This study involves both cross-regional analyses of archeological data from the entire Congo rainforest and adjacent areas as defined above and analyses of demographic evolution in 11 distinct Central African regions. Our demarcation of these regions is mainly based on strategies of archeological surveying specific to individual projects and modern-day national borders affecting those strategies. Archeological research in southern Cameroon and Gabon has mainly been conducted along modern roads (26); archeological sites in the Lower Congo are mainly situated on hilltops (27); knowledge from the inner Congo basin is mainly based on surveys along rivers (32, 40); and one team in the eastern Congo basin is experimenting with targeting young forest patches as potential indicators of past human activity within forested areas (49). Each surveying approach potentially involves sampling biases. In addition, archeological teams produced and published diverse amounts of 14C dates. We, therefore, divided our study area into 11 regions (Fig. 1), each of which has been studied by a group of archeologists applying a similar surveying strategy and approaches to describe pottery inventories. With such specific biases confined to one or a few regions, our cross-regional analysis is expected to be relatively free of systematic sampling-related bias. The specific research history of each region is discussed in data S2.

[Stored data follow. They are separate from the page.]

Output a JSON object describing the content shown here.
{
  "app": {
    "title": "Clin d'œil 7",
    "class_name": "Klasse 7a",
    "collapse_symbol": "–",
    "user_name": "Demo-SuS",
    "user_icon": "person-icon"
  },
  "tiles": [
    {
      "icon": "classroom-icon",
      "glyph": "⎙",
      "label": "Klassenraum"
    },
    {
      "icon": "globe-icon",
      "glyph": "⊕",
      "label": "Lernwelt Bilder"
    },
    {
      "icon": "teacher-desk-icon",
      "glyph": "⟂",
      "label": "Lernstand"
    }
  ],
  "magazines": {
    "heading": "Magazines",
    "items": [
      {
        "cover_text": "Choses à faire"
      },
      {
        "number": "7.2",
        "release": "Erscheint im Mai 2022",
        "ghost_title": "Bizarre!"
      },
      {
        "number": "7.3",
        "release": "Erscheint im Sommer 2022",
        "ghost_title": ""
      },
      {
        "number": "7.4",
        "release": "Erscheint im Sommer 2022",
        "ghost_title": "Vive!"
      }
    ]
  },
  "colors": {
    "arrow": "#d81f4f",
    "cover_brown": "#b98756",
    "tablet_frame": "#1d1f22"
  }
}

Classification of radiocarbon (14C) dates
The earliest 14C dates from Central Africa were produced for archeological purposes in the early 1960s (50), and since then, the overall amount of dates has increased steadily. We compiled a dataset of 1444 14C dates (data S1) from the study area (Fig. 1) that are younger than 2000 BCE; 170 older dates were not used in the present study. Among our inventory of 14C dates, 54 dates, which were obtained from 15 sites excavated during the BantuFirst (n = 36) and AFRIFORD (n = 18) projects, had not been previously published. These previously unavailable dates are flagged as “unpublished” in the “Source” column in data S1.
Archeological assemblages relevant for our analysis consist of pottery, metallurgical objects (including iron slag), and/or edible fruit remains (typically charred endocarps of Elaeis guineensis palm nuts). Data S1 provides an overview of all archeological materials associated with each 14C date. This compilation allowed us to evaluate the reliability and relevance of individual 14C dates with regard to this study, taking into account the interpretation of the original authors and the results of subsequent analyses. All available context information was then condensed into a transparent classification system for each 14C date, as detailed below and summarized in table S1. All 14C dates were obtained on charcoal or other organic matter remains accompanied by a possible archeological assemblage that can be attributed to human activity.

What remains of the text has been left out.